The Monk REVIEW
"Two fat ladies: 88..."
Release Date: 27 April 2012
15 | 101 minutes
Director: Dominik Moll
Cast: Vincent Cassel, Deborah Francois, Josephine Japy, Roxane Duran
Published at the turn of the eighteenth century, Matthew Lewis’s gothic novel The Monk features rape, murder, incest, Satanism and clergy behaving very badly. A Monk movie could have been a cauldron to bait censors and the Daily Mail.
This new French-language version by director Dominik Moll is at the opposite extreme: measured and stately, eliding the horrors. The titular monk is Ambrosio (Vincent Cassel), raised in a Madrid monastery, who’s now its star sermoniser. Within his stone walls and moonlit garden, Ambrosio seems the perfect embodiment of medieval Christian virtue; but his world will be pierced, and the inner man found wanting.

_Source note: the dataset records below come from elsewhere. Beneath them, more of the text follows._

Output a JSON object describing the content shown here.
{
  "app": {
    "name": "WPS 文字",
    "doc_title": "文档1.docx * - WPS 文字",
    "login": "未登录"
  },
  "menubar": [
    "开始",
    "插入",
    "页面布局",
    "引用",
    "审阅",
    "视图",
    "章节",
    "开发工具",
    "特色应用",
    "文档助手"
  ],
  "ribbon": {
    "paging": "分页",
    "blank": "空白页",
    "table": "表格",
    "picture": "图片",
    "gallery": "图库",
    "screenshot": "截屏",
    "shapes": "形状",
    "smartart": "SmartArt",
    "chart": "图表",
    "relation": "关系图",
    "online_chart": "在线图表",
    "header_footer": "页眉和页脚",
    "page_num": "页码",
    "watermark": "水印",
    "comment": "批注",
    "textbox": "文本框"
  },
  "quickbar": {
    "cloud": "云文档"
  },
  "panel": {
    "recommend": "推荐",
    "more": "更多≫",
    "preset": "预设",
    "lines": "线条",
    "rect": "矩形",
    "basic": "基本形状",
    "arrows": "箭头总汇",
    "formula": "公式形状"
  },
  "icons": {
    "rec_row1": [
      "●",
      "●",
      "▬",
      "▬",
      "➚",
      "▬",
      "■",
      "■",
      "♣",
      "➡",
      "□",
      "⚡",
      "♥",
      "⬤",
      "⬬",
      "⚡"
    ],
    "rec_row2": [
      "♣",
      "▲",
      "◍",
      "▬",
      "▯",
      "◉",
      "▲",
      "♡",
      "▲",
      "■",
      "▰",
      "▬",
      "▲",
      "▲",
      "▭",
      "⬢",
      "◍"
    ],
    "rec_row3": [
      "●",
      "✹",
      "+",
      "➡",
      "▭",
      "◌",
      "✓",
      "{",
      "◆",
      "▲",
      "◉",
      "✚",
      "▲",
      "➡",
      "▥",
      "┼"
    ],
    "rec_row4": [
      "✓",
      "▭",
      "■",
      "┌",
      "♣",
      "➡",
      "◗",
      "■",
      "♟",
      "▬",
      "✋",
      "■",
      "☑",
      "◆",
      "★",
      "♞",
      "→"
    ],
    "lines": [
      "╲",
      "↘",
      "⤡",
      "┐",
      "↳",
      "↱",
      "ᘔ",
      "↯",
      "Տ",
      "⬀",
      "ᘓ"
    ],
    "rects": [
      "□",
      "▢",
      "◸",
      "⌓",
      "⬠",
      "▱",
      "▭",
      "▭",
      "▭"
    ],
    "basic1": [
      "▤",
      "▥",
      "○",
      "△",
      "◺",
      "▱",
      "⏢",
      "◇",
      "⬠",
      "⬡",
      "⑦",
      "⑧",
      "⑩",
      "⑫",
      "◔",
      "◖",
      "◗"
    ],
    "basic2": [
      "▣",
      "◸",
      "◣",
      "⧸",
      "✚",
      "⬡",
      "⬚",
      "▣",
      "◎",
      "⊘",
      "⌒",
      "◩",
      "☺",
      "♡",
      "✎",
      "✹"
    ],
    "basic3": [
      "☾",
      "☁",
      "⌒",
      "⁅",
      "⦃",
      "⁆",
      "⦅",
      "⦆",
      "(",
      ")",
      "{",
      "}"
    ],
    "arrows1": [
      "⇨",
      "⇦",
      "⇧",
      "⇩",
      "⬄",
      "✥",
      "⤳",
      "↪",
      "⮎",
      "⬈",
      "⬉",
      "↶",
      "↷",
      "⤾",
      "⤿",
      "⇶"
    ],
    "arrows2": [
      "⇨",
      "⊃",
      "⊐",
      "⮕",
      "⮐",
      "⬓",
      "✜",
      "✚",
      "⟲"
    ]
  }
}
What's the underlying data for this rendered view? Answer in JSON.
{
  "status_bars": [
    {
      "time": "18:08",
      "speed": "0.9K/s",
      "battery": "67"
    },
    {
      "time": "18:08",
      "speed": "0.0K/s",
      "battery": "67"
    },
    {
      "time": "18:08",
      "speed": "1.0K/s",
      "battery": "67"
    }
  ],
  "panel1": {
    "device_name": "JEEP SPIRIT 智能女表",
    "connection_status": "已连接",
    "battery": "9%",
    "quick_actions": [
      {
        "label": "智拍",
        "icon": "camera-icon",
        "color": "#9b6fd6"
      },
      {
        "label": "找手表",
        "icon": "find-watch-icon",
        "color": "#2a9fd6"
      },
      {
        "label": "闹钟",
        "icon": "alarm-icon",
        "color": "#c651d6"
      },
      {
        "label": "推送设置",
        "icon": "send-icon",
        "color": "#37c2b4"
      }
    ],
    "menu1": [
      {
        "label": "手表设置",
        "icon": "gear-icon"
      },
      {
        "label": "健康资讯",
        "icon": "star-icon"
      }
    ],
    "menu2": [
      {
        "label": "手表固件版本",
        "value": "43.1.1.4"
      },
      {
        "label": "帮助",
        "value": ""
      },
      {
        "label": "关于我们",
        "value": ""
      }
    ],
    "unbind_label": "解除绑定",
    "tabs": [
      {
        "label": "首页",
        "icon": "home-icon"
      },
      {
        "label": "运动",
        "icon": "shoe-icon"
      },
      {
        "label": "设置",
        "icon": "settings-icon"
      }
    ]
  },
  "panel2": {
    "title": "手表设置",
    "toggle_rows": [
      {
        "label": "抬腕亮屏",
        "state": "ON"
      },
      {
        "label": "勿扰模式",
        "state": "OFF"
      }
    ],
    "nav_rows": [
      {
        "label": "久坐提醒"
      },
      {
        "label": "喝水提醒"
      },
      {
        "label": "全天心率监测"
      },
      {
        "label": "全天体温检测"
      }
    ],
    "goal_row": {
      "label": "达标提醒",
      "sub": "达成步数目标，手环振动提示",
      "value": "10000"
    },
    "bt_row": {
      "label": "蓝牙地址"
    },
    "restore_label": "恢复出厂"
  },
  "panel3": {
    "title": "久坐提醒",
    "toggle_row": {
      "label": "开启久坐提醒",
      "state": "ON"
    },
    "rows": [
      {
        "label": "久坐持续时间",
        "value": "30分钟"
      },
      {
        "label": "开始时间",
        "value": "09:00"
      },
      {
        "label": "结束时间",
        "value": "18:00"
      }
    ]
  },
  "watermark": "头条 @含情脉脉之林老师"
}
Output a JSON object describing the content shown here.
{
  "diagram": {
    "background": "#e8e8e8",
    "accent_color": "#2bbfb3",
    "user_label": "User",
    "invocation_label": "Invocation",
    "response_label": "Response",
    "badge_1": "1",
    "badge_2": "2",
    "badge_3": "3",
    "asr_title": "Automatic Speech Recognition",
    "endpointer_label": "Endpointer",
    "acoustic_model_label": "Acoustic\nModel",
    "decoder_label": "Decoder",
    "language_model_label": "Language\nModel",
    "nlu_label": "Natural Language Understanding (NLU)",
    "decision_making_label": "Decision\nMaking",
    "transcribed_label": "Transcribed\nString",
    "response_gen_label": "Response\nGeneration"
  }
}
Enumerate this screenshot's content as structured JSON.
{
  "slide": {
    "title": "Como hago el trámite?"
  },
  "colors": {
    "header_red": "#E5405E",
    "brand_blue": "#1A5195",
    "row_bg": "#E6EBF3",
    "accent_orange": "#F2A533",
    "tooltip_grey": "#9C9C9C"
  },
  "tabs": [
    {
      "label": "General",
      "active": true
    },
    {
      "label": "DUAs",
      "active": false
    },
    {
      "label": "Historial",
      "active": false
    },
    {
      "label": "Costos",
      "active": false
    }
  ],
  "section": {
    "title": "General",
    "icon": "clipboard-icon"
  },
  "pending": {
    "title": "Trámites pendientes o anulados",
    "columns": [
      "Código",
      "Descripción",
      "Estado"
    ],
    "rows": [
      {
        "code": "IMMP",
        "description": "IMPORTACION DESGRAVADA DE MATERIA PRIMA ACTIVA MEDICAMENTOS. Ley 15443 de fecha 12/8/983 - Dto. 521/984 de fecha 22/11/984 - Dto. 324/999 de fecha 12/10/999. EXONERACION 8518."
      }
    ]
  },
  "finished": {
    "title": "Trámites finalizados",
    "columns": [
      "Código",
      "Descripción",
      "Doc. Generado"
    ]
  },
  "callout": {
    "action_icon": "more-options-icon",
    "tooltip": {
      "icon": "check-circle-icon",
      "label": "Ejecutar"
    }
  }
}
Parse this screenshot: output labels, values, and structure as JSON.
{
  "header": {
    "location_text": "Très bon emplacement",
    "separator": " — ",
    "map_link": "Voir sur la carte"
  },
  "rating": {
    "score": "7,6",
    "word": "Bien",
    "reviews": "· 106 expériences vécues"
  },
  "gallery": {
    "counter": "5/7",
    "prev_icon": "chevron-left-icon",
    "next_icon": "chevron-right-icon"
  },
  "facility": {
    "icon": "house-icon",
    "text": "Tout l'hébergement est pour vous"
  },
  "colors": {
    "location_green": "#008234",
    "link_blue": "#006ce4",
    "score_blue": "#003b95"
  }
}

The beguiling early scenes set up Ambrosio’s cloistered, shadowed home in the midst of a glaringly lit Spanish desert. There’s a strong uncanny presence in the shape of a maimed monk wearing a mannequin-like face mask, who has a special interest in Ambrosio. There are shades of Dracula, even Rosemary’s Baby (with a poisonous centipede rather than a chocolate mousse). But the drama rises from the repressed characters, paying off in a highly-charged scene where Ambrosio recites a psalm to a lovely woman, his gaze and his pieties crackling with unspeakables.
Yet Ambrosio’s downfall is shown without the dramatic insight that would compensate for the lack of suspense or dread. The film is studded with lovely painterly images, but ends up feeling cramped and stagey as the denouement wafts in. Ultimately, you wish Moll had made a mad Monk instead.